A court in Delhi has ordered the reopening of the case against Jagdish Tytler

One shows him chatting amiably in a group that includes Indira Gandhi just days before her death, alongside a younger Sonia Gandhi and her son Rahul – the leaders of today’s Congress party.

Whenever any victim named a Congress leader, or a police officer, they didn’t register the case
Harvinder Singh Phoolka, Sikh lawyer

Mr Tytler denies any role in the 1984 [genocide] and told the BBC he was actually with Indira Gandhi’s body in mourning at the key time when he’s accused of instigating violence. Sikh activists, he said, had framed him.

“They created such an impression that one day my daughter asked me ‘Papa, have you killed Sikhs’,” he told the BBC.

“Can you imagine how shamed we felt that if my own daughter can think like this?”

In March 2009, India’s Central Bureau of Investigation (CBI) gave him a so-called ‘clean chit’, clearing him of any wrongdoing.

But just weeks later, after an ensuing outcry, his own party dropped him and another key figure as candidates for the general elections that year.

And last year, a Delhi court ordered the CBI to investigate the allegations against Mr Tytler once more. The case is pending.

Stalemate

That was a small victory for Harvinder Singh Phoolka, the Sikh lawyer who has spearheaded efforts to bring the ringleaders of 1984 to justice. But he says the string of inquiries and commissions since then have been “a farce”.

“Whenever any victim named a Congress leader, or a police officer, they didn’t register the case” he says. “If they did register the case, they would make them delete that name.”

The issue has also become highly politicised, with 1984 one front in a macabre battle with the opposition Bharatiya Janata Party (BJP) over whose riot was worse.

Despite also receiving a ‘clean chit’, the BJP’s leader Narendra Modi – and frontrunner to be India’s next PM – still faces questions over his role in the 2002 riots in his home state of Gujarat, in which at least 1,000 people died, most of them Muslims.

It has led to a kind of stalemate, with neither side keen to push too hard in case more skeletons fall from their own closets.
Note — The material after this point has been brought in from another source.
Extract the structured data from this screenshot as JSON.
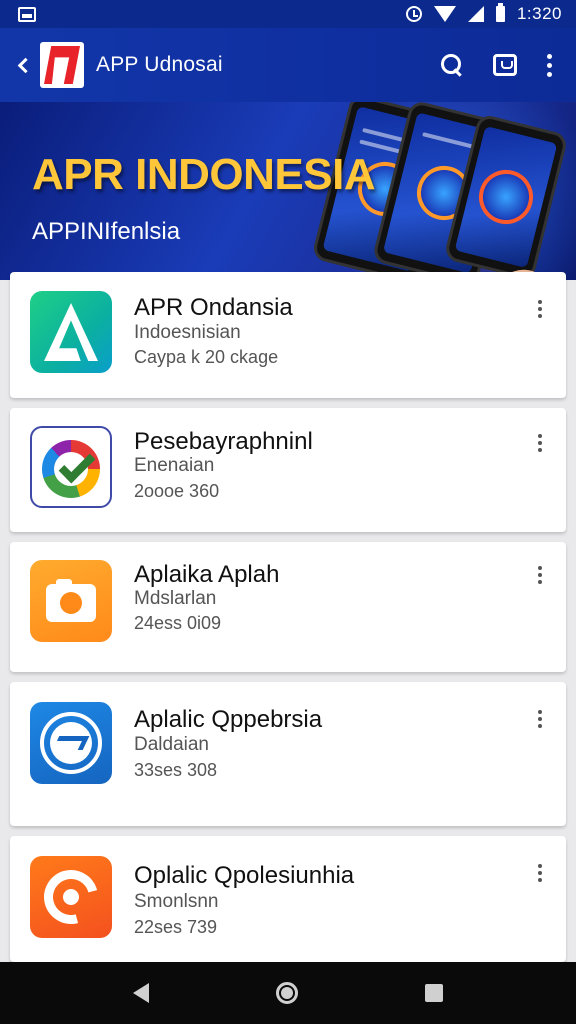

But, says Mr Phoolka, “no large-scale violence happens in India without the patronage of people in power”.

And in a blistering piece, journalist Siddharth Varadarajan recently accused the Indian establishment of colluding in a cover-up, ensuring that inquiries into past [genocides] never exposed the guilty and jeopardised “the edifice of a state that rests on pillars of impunity”.

‘Violence will continue’

In her cramped flat, Attar Kaur says she’s thinking of voting for Arvind Kejriwal, leader of the new anti-corruption Aam Admi party (AAP) that swept to power after last year’s Delhi local elections, because of his demand for a new inquiry into 1984.

Whether Mr Kejriwal will keep pressing for this now he’s resigned as Delhi’s chief minister is not clear. But “he has given us hope,” says Mrs Kaur.

Until there is accountability, communal violence will continue, warns HS Phoolka – who has recently announced he is standing as an AAP candidate.

“If the guilty of 1984 had been punished, we wouldn’t have seen the riots in Mumbai in 1993 and the riots in Gujarat in 2002. Be prepared for it to keep happening.”

At least 50 people died and thousands were made homeless last December, after another eruption of communal violence just a few hours drive from Delhi in the town of Muzaffarnagar.

So far, no one has been held accountable there either.